1. A lot of times when graffiti gets painted over it looks like this. Well, actually it would be three bars in this case or maybe one block for each letter. But you can always tell there was graffiti there and it doesn’t really look any better than what was there before. It’s just denying a tagger the notoriety.

  2. To expand on DemetriosX’s comment: they painted over the graffiti and only the strokes of the letters of the graffit, so all they actually did was change the color of the letters.

  3. I thought it was quite funny. Literally true – the city indeed painted over the graffiti – but the result is no better and possibly slightly worse, or anyway duller.

  4. The painted over the graffiti but they painted it over with another color paint, which is what they always do, rather than paint the whole wall. It never matches.

  5. I laughed.

    Sometimes in real life it isn’t even this good, as some underfunded city graffiti abatement teams only get limited amounts of a few colors of paint. Thus, you get unsightly black and white splotches that don’t match the rest of the surface, not unlike gas stations that cover up bathroom graffiti with white-out. This seems most common on railroad bridges and infrastructure.

  6. Do most cities use paint? In Chicago, they blast off the spray paint. It’s not sand, but something else… salt? (googlegooglegoogle) Nope, it’s baking soda. Works really well, too.

  7. I think most cities use law, as in “say, property owner, you have 3 days to get rid of that graffiti. We don’t care how”. And also sometimes they use community service restitution… “Say, Mr. tagger we caught in the act, for punishment, you have to come to cover up the graffiti, in all these places you didn’t think of to tag until just now.”
    I can see the attempt at logic in using people who do graffiti to clean up the graffiti, but all it does is tell the people who do graffiti exactly when and where there will be a blank canvas.
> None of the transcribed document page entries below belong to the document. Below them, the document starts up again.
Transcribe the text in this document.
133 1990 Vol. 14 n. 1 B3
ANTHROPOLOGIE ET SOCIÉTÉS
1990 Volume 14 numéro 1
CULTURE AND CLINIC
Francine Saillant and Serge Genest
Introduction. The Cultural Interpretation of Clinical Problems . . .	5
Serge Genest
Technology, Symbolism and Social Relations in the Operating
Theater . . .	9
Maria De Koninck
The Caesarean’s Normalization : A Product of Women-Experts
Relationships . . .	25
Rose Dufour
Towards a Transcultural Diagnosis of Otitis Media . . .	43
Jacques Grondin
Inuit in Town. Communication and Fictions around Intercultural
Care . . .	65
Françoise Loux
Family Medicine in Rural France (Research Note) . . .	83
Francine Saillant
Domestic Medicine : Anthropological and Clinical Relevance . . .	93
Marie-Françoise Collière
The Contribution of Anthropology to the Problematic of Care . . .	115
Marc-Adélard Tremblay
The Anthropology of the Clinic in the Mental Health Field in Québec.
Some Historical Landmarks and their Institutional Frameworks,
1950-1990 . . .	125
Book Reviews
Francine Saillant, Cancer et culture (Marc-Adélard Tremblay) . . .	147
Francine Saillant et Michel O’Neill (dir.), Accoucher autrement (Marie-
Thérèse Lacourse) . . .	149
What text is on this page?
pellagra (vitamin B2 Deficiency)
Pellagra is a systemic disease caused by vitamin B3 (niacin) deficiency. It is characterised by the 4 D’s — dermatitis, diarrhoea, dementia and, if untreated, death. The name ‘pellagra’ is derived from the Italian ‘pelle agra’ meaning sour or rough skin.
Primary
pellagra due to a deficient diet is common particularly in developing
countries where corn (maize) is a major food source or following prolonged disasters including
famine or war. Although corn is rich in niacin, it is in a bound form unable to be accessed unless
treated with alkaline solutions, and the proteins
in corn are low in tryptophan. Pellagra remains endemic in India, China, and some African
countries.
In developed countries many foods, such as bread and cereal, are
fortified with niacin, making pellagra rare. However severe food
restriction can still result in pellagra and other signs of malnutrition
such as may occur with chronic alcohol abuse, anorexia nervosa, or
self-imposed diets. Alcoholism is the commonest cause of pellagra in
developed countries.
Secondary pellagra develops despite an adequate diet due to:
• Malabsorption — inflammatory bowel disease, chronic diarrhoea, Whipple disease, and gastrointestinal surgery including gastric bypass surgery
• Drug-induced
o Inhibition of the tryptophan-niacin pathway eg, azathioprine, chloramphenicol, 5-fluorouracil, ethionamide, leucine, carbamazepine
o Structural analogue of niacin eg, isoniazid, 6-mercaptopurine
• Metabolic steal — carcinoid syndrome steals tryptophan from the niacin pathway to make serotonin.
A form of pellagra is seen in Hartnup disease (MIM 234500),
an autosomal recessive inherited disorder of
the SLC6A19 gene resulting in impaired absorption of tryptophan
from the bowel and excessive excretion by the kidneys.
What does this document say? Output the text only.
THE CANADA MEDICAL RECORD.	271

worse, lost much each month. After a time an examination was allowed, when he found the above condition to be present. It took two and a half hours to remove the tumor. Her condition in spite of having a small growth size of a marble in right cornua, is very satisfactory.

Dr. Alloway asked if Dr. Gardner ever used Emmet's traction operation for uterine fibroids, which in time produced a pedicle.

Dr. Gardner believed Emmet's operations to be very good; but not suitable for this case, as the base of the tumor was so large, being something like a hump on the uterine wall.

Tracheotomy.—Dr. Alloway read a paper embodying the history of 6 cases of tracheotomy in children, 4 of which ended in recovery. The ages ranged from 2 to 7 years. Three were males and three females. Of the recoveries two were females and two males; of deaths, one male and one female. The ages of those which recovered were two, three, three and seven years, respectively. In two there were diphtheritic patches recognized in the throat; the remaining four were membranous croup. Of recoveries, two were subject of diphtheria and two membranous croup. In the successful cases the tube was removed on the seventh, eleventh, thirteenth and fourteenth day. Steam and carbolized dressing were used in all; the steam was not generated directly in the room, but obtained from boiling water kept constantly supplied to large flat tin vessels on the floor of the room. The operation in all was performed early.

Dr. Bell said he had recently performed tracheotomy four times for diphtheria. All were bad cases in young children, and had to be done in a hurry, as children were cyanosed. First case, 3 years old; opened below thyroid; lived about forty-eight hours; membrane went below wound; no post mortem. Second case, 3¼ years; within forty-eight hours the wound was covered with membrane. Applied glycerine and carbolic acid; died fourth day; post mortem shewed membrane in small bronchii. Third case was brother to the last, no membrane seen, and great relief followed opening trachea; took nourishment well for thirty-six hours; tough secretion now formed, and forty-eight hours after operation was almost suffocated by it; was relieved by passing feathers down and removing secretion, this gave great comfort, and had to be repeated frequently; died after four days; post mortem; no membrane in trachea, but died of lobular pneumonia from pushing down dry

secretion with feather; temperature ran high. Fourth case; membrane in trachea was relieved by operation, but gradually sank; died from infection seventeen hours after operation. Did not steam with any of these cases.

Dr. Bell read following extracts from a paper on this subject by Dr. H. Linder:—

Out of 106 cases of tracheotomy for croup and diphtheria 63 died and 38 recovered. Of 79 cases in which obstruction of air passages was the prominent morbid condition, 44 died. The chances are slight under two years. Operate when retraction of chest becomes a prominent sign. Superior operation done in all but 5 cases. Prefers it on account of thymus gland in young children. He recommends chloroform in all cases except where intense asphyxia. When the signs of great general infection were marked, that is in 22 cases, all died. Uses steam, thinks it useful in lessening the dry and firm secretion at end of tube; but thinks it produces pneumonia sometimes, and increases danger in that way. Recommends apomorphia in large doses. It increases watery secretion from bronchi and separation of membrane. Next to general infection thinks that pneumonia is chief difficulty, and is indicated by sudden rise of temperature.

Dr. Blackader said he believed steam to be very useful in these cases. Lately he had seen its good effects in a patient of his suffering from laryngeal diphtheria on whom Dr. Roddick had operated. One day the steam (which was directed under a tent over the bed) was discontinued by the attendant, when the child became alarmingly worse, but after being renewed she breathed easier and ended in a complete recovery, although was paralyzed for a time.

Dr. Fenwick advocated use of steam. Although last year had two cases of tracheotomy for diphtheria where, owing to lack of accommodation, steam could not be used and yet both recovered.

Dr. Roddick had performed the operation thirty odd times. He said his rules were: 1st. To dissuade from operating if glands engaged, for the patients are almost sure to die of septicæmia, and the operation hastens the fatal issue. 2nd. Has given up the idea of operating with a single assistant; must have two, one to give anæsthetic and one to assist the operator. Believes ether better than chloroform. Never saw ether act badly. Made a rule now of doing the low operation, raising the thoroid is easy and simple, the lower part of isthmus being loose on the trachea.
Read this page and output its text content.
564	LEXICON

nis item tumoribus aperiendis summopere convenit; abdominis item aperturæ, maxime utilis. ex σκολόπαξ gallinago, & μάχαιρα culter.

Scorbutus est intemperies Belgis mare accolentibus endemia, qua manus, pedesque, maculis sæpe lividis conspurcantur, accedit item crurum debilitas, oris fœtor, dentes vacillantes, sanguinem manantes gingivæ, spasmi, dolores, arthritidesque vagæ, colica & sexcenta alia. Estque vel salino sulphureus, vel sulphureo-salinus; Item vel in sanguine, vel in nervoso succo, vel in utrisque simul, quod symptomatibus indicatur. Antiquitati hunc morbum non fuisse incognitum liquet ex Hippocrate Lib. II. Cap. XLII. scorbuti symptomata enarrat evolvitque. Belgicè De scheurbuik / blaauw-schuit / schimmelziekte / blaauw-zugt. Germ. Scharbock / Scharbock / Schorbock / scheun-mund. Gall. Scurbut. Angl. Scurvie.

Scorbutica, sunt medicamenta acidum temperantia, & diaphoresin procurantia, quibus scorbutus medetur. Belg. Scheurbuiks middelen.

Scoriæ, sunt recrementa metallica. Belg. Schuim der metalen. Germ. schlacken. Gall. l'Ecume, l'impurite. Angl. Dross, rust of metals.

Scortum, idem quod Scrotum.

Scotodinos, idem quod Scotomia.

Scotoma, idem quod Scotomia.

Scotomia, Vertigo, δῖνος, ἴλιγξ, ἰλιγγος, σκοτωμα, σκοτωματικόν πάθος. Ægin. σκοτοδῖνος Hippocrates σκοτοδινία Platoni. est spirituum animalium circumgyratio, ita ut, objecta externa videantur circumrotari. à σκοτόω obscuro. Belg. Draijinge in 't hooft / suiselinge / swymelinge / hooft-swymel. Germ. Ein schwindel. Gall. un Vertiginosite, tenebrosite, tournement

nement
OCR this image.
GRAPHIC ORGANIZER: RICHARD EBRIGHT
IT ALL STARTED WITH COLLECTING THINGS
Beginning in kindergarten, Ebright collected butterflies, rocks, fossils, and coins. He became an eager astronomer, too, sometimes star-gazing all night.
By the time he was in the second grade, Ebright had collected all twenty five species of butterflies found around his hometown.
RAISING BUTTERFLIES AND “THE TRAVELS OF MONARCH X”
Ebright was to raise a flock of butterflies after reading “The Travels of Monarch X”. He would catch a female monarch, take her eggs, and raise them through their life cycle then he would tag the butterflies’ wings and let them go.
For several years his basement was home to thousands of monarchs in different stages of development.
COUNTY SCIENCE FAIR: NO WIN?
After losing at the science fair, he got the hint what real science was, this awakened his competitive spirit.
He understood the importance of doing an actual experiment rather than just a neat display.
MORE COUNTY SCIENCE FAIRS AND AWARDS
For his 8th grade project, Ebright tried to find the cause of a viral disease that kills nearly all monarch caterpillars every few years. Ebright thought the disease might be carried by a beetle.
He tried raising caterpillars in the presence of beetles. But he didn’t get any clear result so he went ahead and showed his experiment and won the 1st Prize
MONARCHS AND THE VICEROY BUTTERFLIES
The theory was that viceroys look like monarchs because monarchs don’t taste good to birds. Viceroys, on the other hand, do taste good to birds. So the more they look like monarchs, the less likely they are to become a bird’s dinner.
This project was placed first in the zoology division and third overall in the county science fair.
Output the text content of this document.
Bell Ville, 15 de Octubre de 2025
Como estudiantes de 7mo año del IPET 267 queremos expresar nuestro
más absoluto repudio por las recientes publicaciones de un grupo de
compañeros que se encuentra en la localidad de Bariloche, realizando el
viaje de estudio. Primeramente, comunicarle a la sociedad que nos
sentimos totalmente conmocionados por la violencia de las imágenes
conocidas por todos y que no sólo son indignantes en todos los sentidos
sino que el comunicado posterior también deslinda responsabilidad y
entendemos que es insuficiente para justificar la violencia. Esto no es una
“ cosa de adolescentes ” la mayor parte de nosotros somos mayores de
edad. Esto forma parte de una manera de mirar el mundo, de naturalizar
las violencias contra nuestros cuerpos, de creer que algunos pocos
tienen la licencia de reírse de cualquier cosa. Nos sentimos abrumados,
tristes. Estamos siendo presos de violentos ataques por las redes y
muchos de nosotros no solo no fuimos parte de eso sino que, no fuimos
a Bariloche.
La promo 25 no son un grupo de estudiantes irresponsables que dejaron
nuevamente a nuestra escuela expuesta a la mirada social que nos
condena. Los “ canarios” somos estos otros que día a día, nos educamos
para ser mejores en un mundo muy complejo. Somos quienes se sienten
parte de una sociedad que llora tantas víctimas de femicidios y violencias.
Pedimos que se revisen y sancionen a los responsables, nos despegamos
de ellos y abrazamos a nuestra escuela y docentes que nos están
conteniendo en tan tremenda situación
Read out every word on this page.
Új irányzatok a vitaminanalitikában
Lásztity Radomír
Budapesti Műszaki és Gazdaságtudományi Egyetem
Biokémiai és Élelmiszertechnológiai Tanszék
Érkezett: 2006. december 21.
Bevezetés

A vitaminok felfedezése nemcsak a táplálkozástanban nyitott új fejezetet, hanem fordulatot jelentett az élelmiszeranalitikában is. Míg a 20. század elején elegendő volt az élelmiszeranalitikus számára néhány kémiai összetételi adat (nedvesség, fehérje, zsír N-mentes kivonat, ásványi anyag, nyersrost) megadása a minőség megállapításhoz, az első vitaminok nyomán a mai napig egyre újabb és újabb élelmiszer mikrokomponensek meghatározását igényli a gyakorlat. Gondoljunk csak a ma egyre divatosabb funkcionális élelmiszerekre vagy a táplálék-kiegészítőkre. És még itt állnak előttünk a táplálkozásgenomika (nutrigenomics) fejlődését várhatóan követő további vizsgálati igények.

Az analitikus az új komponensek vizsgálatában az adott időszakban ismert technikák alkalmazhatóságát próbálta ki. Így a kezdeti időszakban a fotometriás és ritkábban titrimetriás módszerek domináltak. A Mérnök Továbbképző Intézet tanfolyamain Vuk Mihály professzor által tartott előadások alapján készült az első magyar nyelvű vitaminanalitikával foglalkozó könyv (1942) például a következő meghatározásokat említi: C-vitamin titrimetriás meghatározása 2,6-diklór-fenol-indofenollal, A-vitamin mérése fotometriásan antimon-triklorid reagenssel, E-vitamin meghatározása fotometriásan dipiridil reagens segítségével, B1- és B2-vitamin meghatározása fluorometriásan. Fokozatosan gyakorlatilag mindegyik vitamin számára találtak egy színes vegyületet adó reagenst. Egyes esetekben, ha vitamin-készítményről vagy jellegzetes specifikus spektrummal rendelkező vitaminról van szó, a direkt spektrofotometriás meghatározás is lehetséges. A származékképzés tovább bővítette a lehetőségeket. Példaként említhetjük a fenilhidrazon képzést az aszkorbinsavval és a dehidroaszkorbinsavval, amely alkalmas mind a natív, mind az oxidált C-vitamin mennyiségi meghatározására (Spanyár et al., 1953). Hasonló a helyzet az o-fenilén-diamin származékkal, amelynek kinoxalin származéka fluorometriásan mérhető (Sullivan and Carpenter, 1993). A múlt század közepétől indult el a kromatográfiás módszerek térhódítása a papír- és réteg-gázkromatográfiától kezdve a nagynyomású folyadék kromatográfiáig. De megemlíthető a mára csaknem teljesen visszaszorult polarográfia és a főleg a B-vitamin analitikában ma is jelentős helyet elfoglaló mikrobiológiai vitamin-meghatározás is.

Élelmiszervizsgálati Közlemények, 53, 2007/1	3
  8. But if they didn’t use the method that chak identifies, how could they go around calling themselves “Mayor Daley’s Graffiti Blasters”?

  9. Do they still? They haven’t changed over to El Rahm? I just realized I haven’t seen one in a while.

  10. I used that name because it was what lodged in my memory when the program started. Of course I wouldn’t expect them to still reference Mayor Junior, but I didn’t know the “Blasters” was gone. But at https://www.cityofchicago.org/city/en/depts/streets/provdrs/graffiti_blasters.html (where you see the URL still says blasters) the official designation seems to be “The Graffiti Removal Program”. There does seem to be an echo of blasting in the URL as just mentioned as well as the description

    The Graffiti Removal Program employs “blast” trucks that use baking soda under high water pressure to remove painted graffiti from brick, stone and other mineral surfaces. The program also deploys paint trucks to cover graffiti on surfaces such as metal or wood.

    So, both blasting and paint. Shrug…

  11. Reminds me of my Chicago years, when I lived in an apartment with a view across an alley at a wall that got graffitied occasionally. I got fed up with it and asked the owner for permission to paint it out. Problem solved: he didn’t care, and I didn’t have to look at graffiti any more. (But I matched the paint color properly!)

  12. Some artists had decorated a building in NYC with graffiti art. It was there for years. The owner finally painted it over. The artists sued and won.